Why don’t more white collar criminals go to prison?

A new book with a title that is provocative (or distasteful, depending on your point of view), asks and attempts to answer this question. The Chickenshit Club by Jesse Eisinger, published by Simon & Schuster, was clearly an enormous undertaking. Eisinger has offered us a fascinating financial history, compiled with painstaking journalistic research and great insight, into the multi-layered bureaucracy of the federal government.

In his compelling study, Eisinger has his finger on the pulse of greed, compromise, overreach, excess, and deceit — in short, the story of how closely connected finance and white collar crime actually are throughout the country. Over and over again, Eisinger reminds us of how dysfunctional (or self-serving) our government has been when prosecuting white collar crime. According to him, the cause and the effect of this is that: “The rich and powerful have always been rich and powerful.”

How White Collar Criminals Stay Above the Fray

Eisinger offers a number of reasons that white collar criminals continue to thrive. Some are his own insights and some are attributed to Edwin Sutherland, the sociologist who coined the phrase “white-collar crime.” These reasons include the facts that white-collar criminals:

  • Are often entrenched in legitimate, respectable careers
  • Have an elevated financial and social status that enables them to mold the law to serve their own interests
  • Frequently manage to commit crimes that are just barely on the right side of the law
  • Are savvy enough to hire (or be!) lawyers who know the intricacies of the law well enough to manipulate them in a convincing manner

The result of all this finagling is, from Eisinger’s viewpoint, the reason that we will always have what Al Capone referred to as “legitimate rackets.”

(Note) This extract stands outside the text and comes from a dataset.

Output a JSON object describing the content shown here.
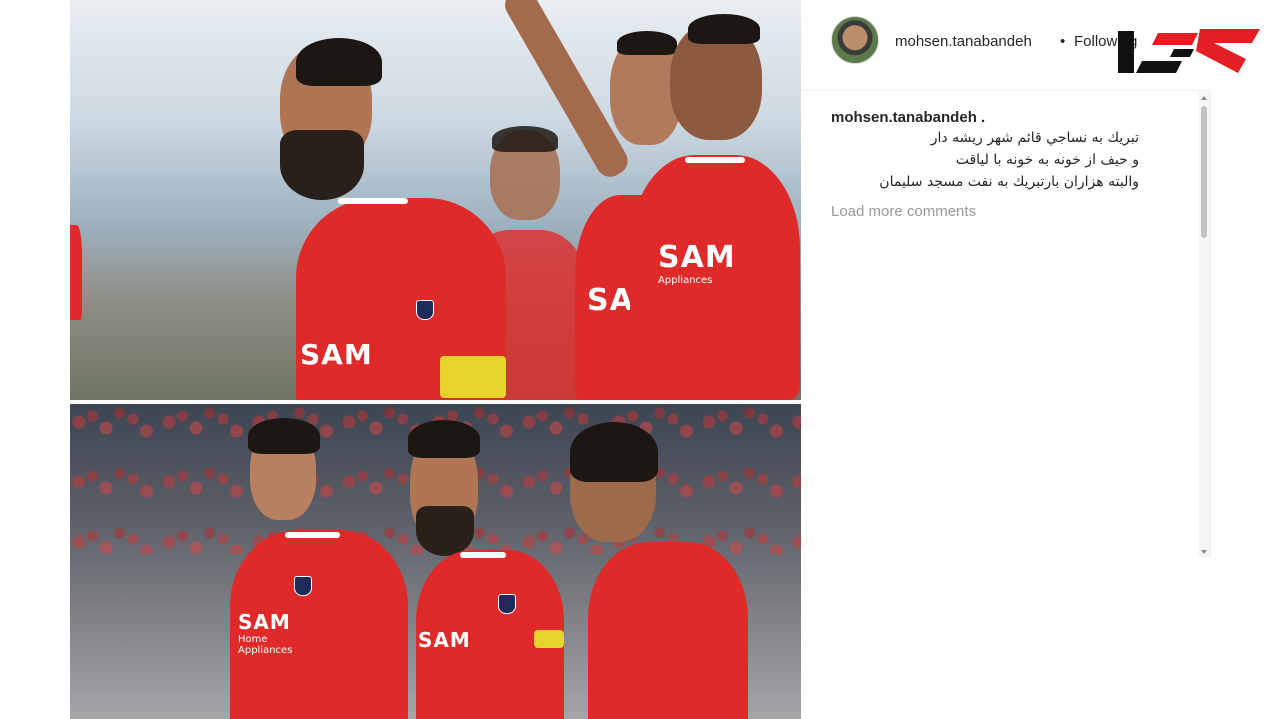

Beyond the creativity of the white-collar criminals themselves, the weight and complexity of the federal bureaucracy is partially to blame for its own failure to successfully prosecute white collar criminals. In many ways, white collar criminals, who need not (by definition) abide by ethical or legal restraints, have more flexibility which in turn offers them increased efficiency. In other words, the federal bureaucracy, particularly the U.S. Securities and Exchange Commission and the U.S. Department of Justice, are hampered by imprecise or ambiguous laws, clever criminals, and the fact that the burden of proof is always on them.

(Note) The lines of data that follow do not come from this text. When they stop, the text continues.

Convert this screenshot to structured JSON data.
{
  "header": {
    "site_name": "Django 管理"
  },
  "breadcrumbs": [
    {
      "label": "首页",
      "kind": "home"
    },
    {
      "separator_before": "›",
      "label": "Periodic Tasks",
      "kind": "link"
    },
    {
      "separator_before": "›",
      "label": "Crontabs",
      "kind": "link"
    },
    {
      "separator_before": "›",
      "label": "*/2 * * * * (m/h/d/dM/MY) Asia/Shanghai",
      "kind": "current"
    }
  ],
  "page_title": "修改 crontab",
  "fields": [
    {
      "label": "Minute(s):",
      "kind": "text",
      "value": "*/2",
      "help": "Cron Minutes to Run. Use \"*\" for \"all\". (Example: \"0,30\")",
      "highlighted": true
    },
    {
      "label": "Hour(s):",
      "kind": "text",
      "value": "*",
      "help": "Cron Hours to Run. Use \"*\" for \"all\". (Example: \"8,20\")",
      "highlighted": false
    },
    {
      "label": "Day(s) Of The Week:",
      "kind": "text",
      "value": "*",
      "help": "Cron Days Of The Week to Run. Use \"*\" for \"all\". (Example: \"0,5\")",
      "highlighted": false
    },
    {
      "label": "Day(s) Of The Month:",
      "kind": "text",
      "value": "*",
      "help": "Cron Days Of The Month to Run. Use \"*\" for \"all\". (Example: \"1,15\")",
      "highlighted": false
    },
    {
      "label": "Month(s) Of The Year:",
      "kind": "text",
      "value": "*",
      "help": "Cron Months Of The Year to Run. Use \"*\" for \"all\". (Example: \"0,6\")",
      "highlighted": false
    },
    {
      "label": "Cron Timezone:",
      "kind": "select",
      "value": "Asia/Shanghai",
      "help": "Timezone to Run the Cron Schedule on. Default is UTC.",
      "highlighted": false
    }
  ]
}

Successes Are Few and Far Between

Eisinger points to certain especially aggressive and ambitious government officials who have succeeded during what he refers to as the “silver ages” of prosecution — Robert Morgenthau, the former U.S. attorney and New York County district attorney, Stanley Sporkin of the SEC, and Judge Jed Rakoff. He attributes their prowess to their discoveries of inventive ways to interpret the law and their bravery to make use of their discoveries in the courtroom. This combination, he postulates, enabled them to dismantle some seemingly invulnerable edifices of corporate crime.

One pinnacle of success was the dissolution of Enron Corp. in 2001 when The Department of Justice (DOJ) actually indicted the accounting firm of Arthur Andersen LLP for its participation in criminal activity. This success required a great deal of cooperative effort, involving 40 FBI agents and 10 prosecutors. As is usually the case, pressure had to be brought to bear to make the collaboration bear fruit. In this case, in order to get Chief Financial Officer Andrew Fastow to testify against his former colleagues, prosecutors indicted his wife.

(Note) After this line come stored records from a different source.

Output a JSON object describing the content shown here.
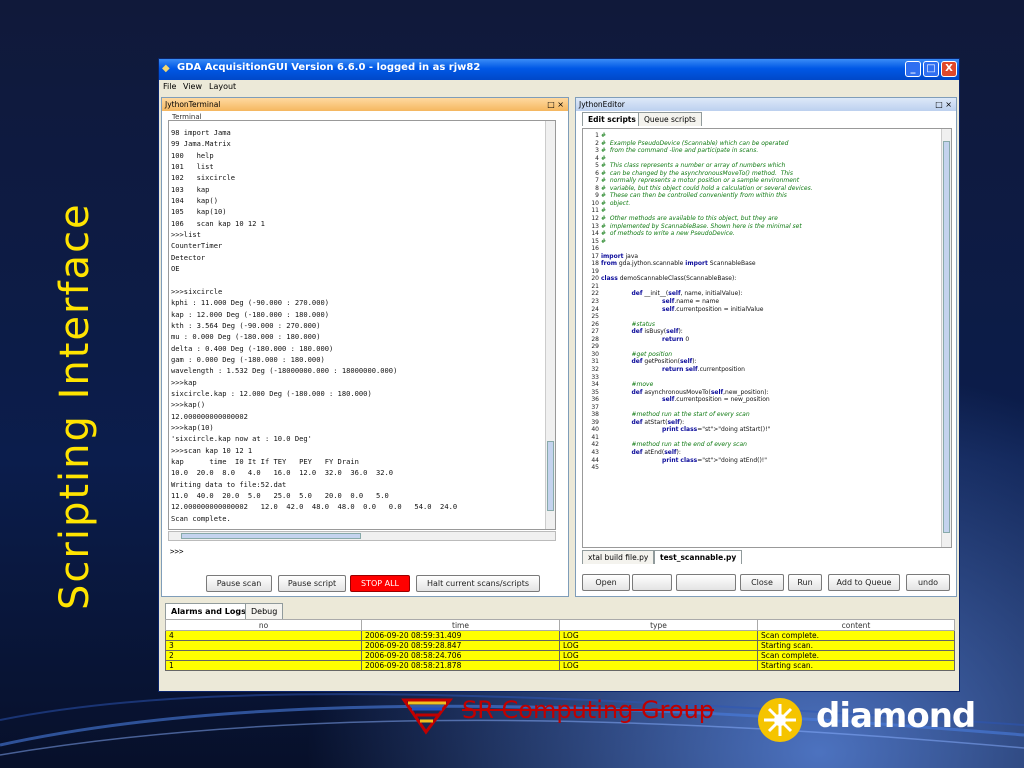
{
  "slide": {
    "title": "Scripting Interface"
  },
  "window": {
    "title": "GDA AcquisitionGUI Version 6.6.0 - logged in as rjw82",
    "minimize": "_",
    "maximize": "□",
    "close": "X"
  },
  "menu": {
    "items": [
      "File",
      "View",
      "Layout"
    ]
  },
  "terminal_panel": {
    "title": "JythonTerminal",
    "subtitle": "Terminal",
    "lines": [
      "98 import Jama",
      "99 Jama.Matrix",
      "100   help",
      "101   list",
      "102   sixcircle",
      "103   kap",
      "104   kap()",
      "105   kap(10)",
      "106   scan kap 10 12 1",
      ">>>list",
      "CounterTimer",
      "Detector",
      "OE",
      "",
      ">>>sixcircle",
      "kphi : 11.000 Deg (-90.000 : 270.000)",
      "kap : 12.000 Deg (-180.000 : 180.000)",
      "kth : 3.564 Deg (-90.000 : 270.000)",
      "mu : 0.000 Deg (-180.000 : 180.000)",
      "delta : 0.400 Deg (-180.000 : 180.000)",
      "gam : 0.000 Deg (-180.000 : 180.000)",
      "wavelength : 1.532 Deg (-18000000.000 : 18000000.000)",
      ">>>kap",
      "sixcircle.kap : 12.000 Deg (-180.000 : 180.000)",
      ">>>kap()",
      "12.000000000000002",
      ">>>kap(10)",
      "'sixcircle.kap now at : 10.0 Deg'",
      ">>>scan kap 10 12 1",
      "kap      time  I0 It If TEY   PEY   FY Drain",
      "10.0  20.0  8.0   4.0   16.0  12.0  32.0  36.0  32.0",
      "Writing data to file:52.dat",
      "11.0  40.0  20.0  5.0   25.0  5.0   20.0  0.0   5.0",
      "12.000000000000002   12.0  42.0  48.0  48.0  0.0   0.0   54.0  24.0",
      "Scan complete."
    ],
    "prompt": ">>>",
    "buttons": {
      "pause_scan": "Pause scan",
      "pause_script": "Pause script",
      "stop_all": "STOP ALL",
      "halt": "Halt current scans/scripts"
    }
  },
  "editor_panel": {
    "title": "JythonEditor",
    "tabs": [
      "Edit scripts",
      "Queue scripts"
    ],
    "file_tabs": [
      "xtal build file.py",
      "test_scannable.py"
    ],
    "code": [
      {
        "n": "1",
        "t": "#",
        "c": "cm"
      },
      {
        "n": "2",
        "t": "#  Example PseudoDevice (Scannable) which can be operated",
        "c": "cm"
      },
      {
        "n": "3",
        "t": "#  from the command -line and participate in scans.",
        "c": "cm"
      },
      {
        "n": "4",
        "t": "#",
        "c": "cm"
      },
      {
        "n": "5",
        "t": "#  This class represents a number or array of numbers which",
        "c": "cm"
      },
      {
        "n": "6",
        "t": "#  can be changed by the asynchronousMoveTo() method.  This",
        "c": "cm"
      },
      {
        "n": "7",
        "t": "#  normally represents a motor position or a sample environment",
        "c": "cm"
      },
      {
        "n": "8",
        "t": "#  variable, but this object could hold a calculation or several devices.",
        "c": "cm"
      },
      {
        "n": "9",
        "t": "#  These can then be controlled conveniently from within this",
        "c": "cm"
      },
      {
        "n": "10",
        "t": "#  object.",
        "c": "cm"
      },
      {
        "n": "11",
        "t": "#",
        "c": "cm"
      },
      {
        "n": "12",
        "t": "#  Other methods are available to this object, but they are",
        "c": "cm"
      },
      {
        "n": "13",
        "t": "#  implemented by ScannableBase. Shown here is the minimal set",
        "c": "cm"
      },
      {
        "n": "14",
        "t": "#  of methods to write a new PseudoDevice.",
        "c": "cm"
      },
      {
        "n": "15",
        "t": "#",
        "c": "cm"
      },
      {
        "n": "16",
        "t": "",
        "c": ""
      },
      {
        "n": "17",
        "t": "import java",
        "c": ""
      },
      {
        "n": "18",
        "t": "from gda.jython.scannable import ScannableBase",
        "c": ""
      },
      {
        "n": "19",
        "t": "",
        "c": ""
      },
      {
        "n": "20",
        "t": "class demoScannableClass(ScannableBase):",
        "c": ""
      },
      {
        "n": "21",
        "t": "",
        "c": ""
      },
      {
        "n": "22",
        "t": "                def __init__(self, name, initialValue):",
        "c": ""
      },
      {
        "n": "23",
        "t": "                                self.name = name",
        "c": ""
      },
      {
        "n": "24",
        "t": "                                self.currentposition = initialValue",
        "c": ""
      },
      {
        "n": "25",
        "t": "",
        "c": ""
      },
      {
        "n": "26",
        "t": "                #status",
        "c": "cm"
      },
      {
        "n": "27",
        "t": "                def isBusy(self):",
        "c": ""
      },
      {
        "n": "28",
        "t": "                                return 0",
        "c": ""
      },
      {
        "n": "29",
        "t": "",
        "c": ""
      },
      {
        "n": "30",
        "t": "                #get position",
        "c": "cm"
      },
      {
        "n": "31",
        "t": "                def getPosition(self):",
        "c": ""
      },
      {
        "n": "32",
        "t": "                                return self.currentposition",
        "c": ""
      },
      {
        "n": "33",
        "t": "",
        "c": ""
      },
      {
        "n": "34",
        "t": "                #move",
        "c": "cm"
      },
      {
        "n": "35",
        "t": "                def asynchronousMoveTo(self,new_position):",
        "c": ""
      },
      {
        "n": "36",
        "t": "                                self.currentposition = new_position",
        "c": ""
      },
      {
        "n": "37",
        "t": "",
        "c": ""
      },
      {
        "n": "38",
        "t": "                #method run at the start of every scan",
        "c": "cm"
      },
      {
        "n": "39",
        "t": "                def atStart(self):",
        "c": ""
      },
      {
        "n": "40",
        "t": "                                print \"doing atStart()!\"",
        "c": ""
      },
      {
        "n": "41",
        "t": "",
        "c": ""
      },
      {
        "n": "42",
        "t": "                #method run at the end of every scan",
        "c": "cm"
      },
      {
        "n": "43",
        "t": "                def atEnd(self):",
        "c": ""
      },
      {
        "n": "44",
        "t": "                                print \"doing atEnd()!\"",
        "c": ""
      },
      {
        "n": "45",
        "t": "",
        "c": ""
      }
    ],
    "buttons": {
      "open": "Open",
      "blank1": "",
      "blank2": "",
      "close": "Close",
      "run": "Run",
      "add_to_queue": "Add to Queue",
      "undo": "undo"
    }
  },
  "alarms": {
    "tabs": [
      "Alarms and Logs",
      "Debug"
    ],
    "columns": [
      "no",
      "time",
      "type",
      "content"
    ],
    "rows": [
      [
        "4",
        "2006-09-20 08:59:31.409",
        "LOG",
        "Scan complete."
      ],
      [
        "3",
        "2006-09-20 08:59:28.847",
        "LOG",
        "Starting scan."
      ],
      [
        "2",
        "2006-09-20 08:58:24.706",
        "LOG",
        "Scan complete."
      ],
      [
        "1",
        "2006-09-20 08:58:21.878",
        "LOG",
        "Starting scan."
      ]
    ]
  },
  "logos": {
    "sr_group": "SR Computing Group",
    "diamond": "diamond"
  },
  "colors": {
    "slide_title": "#ffe400",
    "stop_button": "#ff0000",
    "log_row": "#ffff00",
    "sr_logo": "#c00000"
  }
}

The Backlash and Its Enduring Effects

Prosecutorial power did not, however, remain high. In 2005, The Supreme Court unanimously overturned the Andersen verdict. Important Enron convictions were overturned as well. According to Eisinger, there is enough blame to go around for this backlash, including prosecutorial errors and immense pressure not only from the targeted corporate entities themselves, but from the media. Eventually, the DOJ became wary, revising its policies regarding convicting corporations. Throughout the country, courts and prosecutors became more and more cautious until the DOJ became fearful of prosecuting companies at all, becoming much more willing to settle. Eisinger’s disturbing conclusion is that, by the time the great financial crisis hit, the DOJ had become too cowardly to properly punish Lehman Brothers, Merrill Lynch, Morgan Stanley, or any of the other firms that had committed serious white collar crimes.